伏在營寨外的孟朝溪和莫鐵兩人一聽裡面的動靜,立刻從外面衝了進來,倆人順手又點起幾座帳篷,此時整個大營里人喊馬嘶,無數的士兵從各處涌出,這些士兵着裝整齊,出現時,兵刃在手,且每一隊與每一隊之間,進退有度,毫不慌亂,一看便知,絕對是一支平日便訓練有素的軍隊。這時先前的幾隊巡邏兵早死傷一盡,宋魚喝喊一聲:“衝!”四人身形騰空而起,直向段離的營帳衝去。四人身在半空,忽聞一陣密集的破空聲響,無數的弓箭向着四人射來,以四人的功力,這些弓箭自是無法傷害到他們,但他們騰起的身形卻也被逼落下來。
“哈哈,諸位真是沉得住氣,本王在此恭候多日了!難道你們就想憑着區區四人來和本王決戰?”段離騎在一匹白馬上,一臉笑意,向着數十丈外的宋魚等人喊道。
“殺!”莫鐵冷喝一聲,當先衝出,宋魚三人緊隨其後。這時卻見段離身側的那名文士手中令旗一擺,圍在宋魚四人身外的數千名士兵陣型忽變,各自奔跑,看似散亂,但每一隊都是按照特定的路線。宋魚四人面前景象一變,忽見千軍萬馬手持刀槍衝殺而來。
莫鐵大吼一聲,一拳擊出,霸道的拳風將三丈內吹得飛沙走石,但那些兵士卻似毫無所覺一般,竟然直接穿透了拳風,向着四人刀砍槍刺了過來。四人臉色一變,無名和宋魚卻是各自向着自己等人的背後擊出數掌數劍。“砰啪”之聲響徹耳際,眼前卻是看不到任何人影。兩人尚未轉身,孟朝溪和莫鐵也是大喝一聲,各自擊出一拳。和兩人一樣的情形,也是隻聞其聲不見其人。
“驚魂五行陣!”無名臉色肅穆的道。
“可有破除之法?”宋魚幾聲問道。
無名搖了搖頭道:“此陣,我師傅當年也只是聽說過而已!據說已經失傳,不想竟在此地重現!”
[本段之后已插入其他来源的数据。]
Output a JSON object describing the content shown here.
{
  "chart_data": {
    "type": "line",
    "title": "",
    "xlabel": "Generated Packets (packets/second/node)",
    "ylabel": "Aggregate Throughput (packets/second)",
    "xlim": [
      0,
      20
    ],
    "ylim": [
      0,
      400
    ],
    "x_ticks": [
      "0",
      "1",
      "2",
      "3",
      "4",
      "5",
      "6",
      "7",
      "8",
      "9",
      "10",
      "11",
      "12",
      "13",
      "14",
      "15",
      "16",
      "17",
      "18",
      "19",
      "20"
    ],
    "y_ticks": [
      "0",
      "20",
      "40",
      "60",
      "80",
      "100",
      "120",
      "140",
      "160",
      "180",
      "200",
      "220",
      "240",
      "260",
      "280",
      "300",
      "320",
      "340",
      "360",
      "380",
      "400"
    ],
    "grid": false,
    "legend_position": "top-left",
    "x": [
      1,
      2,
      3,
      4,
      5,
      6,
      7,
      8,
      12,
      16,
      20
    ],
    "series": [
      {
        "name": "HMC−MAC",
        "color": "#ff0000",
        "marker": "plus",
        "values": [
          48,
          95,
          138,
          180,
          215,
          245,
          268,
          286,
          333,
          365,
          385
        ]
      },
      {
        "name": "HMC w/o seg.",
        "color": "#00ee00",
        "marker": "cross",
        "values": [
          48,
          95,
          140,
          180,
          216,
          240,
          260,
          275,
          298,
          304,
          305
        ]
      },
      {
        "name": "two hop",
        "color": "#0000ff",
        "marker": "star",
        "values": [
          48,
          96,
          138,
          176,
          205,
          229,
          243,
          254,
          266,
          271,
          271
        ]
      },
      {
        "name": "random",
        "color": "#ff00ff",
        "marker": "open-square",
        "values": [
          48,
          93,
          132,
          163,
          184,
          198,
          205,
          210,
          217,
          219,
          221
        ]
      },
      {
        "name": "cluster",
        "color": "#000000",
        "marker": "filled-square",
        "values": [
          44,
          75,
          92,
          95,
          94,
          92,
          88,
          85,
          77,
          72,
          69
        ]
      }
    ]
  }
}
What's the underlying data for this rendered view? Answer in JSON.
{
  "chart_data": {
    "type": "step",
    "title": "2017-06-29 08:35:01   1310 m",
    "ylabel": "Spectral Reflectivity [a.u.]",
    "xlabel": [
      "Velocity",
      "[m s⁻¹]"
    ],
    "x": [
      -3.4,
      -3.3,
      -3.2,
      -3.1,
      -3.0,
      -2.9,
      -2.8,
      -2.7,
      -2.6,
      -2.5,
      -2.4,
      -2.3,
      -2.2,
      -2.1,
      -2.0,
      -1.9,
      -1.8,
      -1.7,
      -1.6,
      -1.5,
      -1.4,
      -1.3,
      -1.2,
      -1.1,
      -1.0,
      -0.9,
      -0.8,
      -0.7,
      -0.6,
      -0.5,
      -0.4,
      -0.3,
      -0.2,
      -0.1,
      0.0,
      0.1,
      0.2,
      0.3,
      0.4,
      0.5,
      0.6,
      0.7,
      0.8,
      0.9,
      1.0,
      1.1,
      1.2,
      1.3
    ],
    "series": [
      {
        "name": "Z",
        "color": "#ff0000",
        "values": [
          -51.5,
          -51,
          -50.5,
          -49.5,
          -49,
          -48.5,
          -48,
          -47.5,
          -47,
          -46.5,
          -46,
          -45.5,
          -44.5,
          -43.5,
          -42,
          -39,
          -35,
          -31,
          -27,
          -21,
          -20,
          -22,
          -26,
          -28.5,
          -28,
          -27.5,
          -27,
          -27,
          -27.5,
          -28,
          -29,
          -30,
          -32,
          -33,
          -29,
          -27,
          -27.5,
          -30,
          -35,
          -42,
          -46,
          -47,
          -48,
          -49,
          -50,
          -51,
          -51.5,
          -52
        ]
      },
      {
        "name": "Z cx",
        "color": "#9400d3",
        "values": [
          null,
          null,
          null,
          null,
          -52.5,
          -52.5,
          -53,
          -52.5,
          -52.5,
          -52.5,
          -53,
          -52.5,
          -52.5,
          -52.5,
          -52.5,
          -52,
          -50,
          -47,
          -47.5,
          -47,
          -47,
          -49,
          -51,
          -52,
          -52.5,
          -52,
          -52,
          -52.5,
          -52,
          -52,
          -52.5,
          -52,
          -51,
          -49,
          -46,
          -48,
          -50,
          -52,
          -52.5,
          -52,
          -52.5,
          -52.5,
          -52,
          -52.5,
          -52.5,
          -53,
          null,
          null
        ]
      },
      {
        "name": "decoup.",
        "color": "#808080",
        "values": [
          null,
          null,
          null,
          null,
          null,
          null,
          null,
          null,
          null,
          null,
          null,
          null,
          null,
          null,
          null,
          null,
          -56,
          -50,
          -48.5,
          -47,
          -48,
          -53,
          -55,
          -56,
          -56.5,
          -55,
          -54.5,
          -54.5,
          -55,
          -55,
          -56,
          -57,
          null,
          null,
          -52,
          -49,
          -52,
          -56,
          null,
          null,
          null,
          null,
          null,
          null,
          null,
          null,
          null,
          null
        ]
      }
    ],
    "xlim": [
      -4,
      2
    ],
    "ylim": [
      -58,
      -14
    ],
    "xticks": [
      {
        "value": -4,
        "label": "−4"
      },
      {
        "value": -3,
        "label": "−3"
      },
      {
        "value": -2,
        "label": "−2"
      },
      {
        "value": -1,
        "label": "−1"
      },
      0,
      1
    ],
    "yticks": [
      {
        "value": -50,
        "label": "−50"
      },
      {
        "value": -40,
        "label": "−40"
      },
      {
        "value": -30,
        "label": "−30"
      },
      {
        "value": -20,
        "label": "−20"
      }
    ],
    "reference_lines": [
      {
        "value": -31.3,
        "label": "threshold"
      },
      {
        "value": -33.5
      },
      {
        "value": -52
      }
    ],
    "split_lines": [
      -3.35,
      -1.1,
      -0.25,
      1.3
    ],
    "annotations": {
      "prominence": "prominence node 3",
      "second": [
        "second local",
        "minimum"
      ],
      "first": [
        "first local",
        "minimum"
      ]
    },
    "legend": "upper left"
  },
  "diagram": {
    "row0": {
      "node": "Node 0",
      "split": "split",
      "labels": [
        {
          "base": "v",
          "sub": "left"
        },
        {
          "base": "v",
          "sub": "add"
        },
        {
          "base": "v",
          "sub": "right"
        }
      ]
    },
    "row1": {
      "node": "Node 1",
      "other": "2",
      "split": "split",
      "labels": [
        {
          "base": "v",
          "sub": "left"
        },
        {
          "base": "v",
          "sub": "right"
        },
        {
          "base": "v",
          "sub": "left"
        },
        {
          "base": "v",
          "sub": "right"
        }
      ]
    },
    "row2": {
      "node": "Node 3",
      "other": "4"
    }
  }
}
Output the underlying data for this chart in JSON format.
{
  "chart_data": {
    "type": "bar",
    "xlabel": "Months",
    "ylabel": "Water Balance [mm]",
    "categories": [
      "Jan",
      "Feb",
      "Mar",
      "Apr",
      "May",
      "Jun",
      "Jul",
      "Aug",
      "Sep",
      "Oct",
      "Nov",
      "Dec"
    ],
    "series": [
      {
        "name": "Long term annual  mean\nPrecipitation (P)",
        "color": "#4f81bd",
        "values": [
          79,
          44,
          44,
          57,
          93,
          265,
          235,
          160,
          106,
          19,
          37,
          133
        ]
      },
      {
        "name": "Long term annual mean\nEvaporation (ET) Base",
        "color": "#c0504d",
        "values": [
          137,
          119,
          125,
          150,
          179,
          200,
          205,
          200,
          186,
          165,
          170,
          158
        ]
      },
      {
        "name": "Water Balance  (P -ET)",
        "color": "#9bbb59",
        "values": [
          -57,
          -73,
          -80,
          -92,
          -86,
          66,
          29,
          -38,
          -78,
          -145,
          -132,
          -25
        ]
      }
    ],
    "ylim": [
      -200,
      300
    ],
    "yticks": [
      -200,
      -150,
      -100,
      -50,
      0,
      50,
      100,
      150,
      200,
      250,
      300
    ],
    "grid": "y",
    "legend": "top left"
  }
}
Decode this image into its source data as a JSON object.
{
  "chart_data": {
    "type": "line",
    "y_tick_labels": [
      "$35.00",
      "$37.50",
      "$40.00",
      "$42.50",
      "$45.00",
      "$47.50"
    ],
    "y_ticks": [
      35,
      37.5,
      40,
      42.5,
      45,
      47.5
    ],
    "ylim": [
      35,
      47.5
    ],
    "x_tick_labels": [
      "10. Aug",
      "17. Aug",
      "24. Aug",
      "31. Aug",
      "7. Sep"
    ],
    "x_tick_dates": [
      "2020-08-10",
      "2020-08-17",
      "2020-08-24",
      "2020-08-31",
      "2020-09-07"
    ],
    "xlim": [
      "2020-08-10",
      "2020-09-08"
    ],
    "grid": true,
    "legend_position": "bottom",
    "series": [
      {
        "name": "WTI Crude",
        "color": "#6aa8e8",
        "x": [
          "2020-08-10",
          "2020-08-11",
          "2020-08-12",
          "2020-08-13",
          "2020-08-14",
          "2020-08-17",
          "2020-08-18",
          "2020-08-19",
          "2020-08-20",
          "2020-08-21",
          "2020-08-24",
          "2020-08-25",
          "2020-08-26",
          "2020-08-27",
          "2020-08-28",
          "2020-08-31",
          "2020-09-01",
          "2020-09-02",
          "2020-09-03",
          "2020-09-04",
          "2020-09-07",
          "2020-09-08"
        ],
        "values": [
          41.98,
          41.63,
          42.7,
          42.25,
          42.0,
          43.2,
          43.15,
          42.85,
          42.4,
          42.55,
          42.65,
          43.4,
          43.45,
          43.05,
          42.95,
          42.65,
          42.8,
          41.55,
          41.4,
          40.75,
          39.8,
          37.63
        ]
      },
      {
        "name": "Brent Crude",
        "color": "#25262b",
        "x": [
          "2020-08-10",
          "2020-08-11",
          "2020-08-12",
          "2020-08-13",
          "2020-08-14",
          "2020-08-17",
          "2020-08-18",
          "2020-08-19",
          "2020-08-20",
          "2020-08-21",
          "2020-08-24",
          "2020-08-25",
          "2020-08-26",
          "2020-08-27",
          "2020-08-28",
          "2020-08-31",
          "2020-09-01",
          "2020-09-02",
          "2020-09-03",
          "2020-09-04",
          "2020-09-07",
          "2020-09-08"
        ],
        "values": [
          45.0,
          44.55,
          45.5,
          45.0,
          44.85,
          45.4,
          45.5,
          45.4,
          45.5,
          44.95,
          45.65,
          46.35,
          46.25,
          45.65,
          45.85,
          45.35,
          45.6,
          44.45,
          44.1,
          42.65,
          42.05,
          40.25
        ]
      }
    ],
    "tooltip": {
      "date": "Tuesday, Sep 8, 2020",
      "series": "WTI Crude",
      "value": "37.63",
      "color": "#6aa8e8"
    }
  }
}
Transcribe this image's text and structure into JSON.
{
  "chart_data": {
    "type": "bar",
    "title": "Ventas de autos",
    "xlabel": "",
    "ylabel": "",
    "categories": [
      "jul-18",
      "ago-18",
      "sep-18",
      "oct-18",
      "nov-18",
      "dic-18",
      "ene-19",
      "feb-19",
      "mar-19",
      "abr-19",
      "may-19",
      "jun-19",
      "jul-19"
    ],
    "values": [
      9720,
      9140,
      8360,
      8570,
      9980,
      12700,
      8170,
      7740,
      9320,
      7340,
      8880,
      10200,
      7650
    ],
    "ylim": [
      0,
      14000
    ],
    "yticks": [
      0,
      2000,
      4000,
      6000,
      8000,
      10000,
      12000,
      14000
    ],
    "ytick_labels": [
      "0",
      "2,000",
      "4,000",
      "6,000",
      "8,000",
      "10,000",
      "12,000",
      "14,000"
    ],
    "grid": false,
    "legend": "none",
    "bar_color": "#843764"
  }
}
“那怎麼辦?硬衝?咱們連個人影也看不到,亂闖只怕會越陷越深!”
“咱們在裡面雖看不到人影,但陣外之人卻可以看的一清二楚,希望心兒他們不要冒失衝進,只要能夠從外面不停的騷擾,讓此陣露出一些破綻,只要有破綻,咱們就有機會逃出!”